For the correlations, we have used the weekly returns of the assets, with a 1 year window. We have only calculated Homology groups up to the second,  \(H_2\), as calculating the higher groups is computationally very costly. Just to remind you, \(H_0\) will give us the information of how long does an asset remain isolated,  \(H_1\) will show us the persistence of the 1-dimensional holes, and  \(H_2\), will tell us about the persistence of 2-dimensional holes.

The state of the market

So first, let’s keep in mind the following picture. It shows the evolution of the MSCI World index between july 2006 and january 2010. This period captures all the phases of the 2008 crisis and gives us a glimpse of what happened before and after.

msci world, 2008 crisis

Evolution of the MSCI World Index between June 2006 and January 2010. Notice that in July 2007 we reach the peak, and in March 2009 we reach the bottom. In red, the times when we will calculate the persistence diagrams.

The persistence diagrams

Now, let’s see how the persistence diagrams look like.

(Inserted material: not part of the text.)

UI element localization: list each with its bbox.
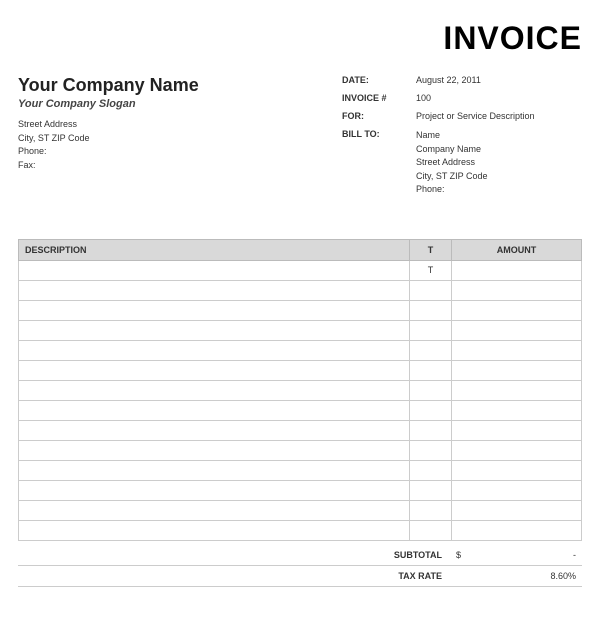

This is our persistence diagram before reaching the peak:

persistence diagram

Persistence diagram in January 2007.

Observe how almost all the 1 and 2 dimensional holes lie next to the diagonal, but some 1D and 2D holes are a bit far from it, which means that assets are forming some loops and cavities. Also, loops are more visible than cavities.

In June, when the peak is being reached, the 1-dimensional holes seem to be much weaker:

persistence diagram

June 2007. Almost all the significant loops have disappeared. The cavities all lie very close to the identity line.

Next, we will see some snapshots of the bearish market between July 2007 and March 2009.

persistence diagram

Persistence diagrams in November 2007 and October 2008.

During this period, all the points lie close to the diagonal, which means there are no significant loops or cavities.

Finally, look how much the diagram changes just a few weeks after the bottom (March 2009) has been reached:

persistence diagram

March 2009, before the bottom, and April 2009, after the bottom.

As you can see,  in just a few weeks time, many 1D holes have emerged, as well as some little 2D holes.

In conclusion

By applying the Topological Data Analysis, we have learnt a great deal from our data. Using the correlations between assets as a similarity measure, and focusing on the 2008 crisis period, made us see the following:

  • Before the peak of the bubble was reached, the assets formed some loops.
  • These loops grew weaker as we approached the peak.
  • During the bear market period, no significant loops where found.
  • Just as the assets started bouncing back, new loops emerged abruptly.
  • Outside the bear market period, there were some small cavities, that disappeared during the bear market.

We could expect no holes to form during the bearish market. As all the assets fell, the correlations grew higher, and the assets were more concentrated according to the similarity measure, so there was little chance for persistent holes to form.

What is surprising is how rapidly the loops got formed, just after a few weeks after the recovery had started, and how the cavities started to get separated from the identity line.

Seeing how gradually the persistence diagrams change is possible by the use of the so called bottleneck distance, but we will talk about it next time.

Before finishing, I’d like to note two things: the use of the correlations of assets is not mandatory. For example, you could use fundamental data of stocks, as proposed in this post. Second, we have only tried the technique for the 2008 crisis. We would have to see if we would get to the same conclusions during other financial crisis.

And that is all for today. In case you want to know, I’ve used the Scikit-TDA package for the persistence diagrams, which works for Python, it’s easy to use, and has a lot of useful tools. I recommend you to play with it, and then you can tell us how did it go.

See you next time!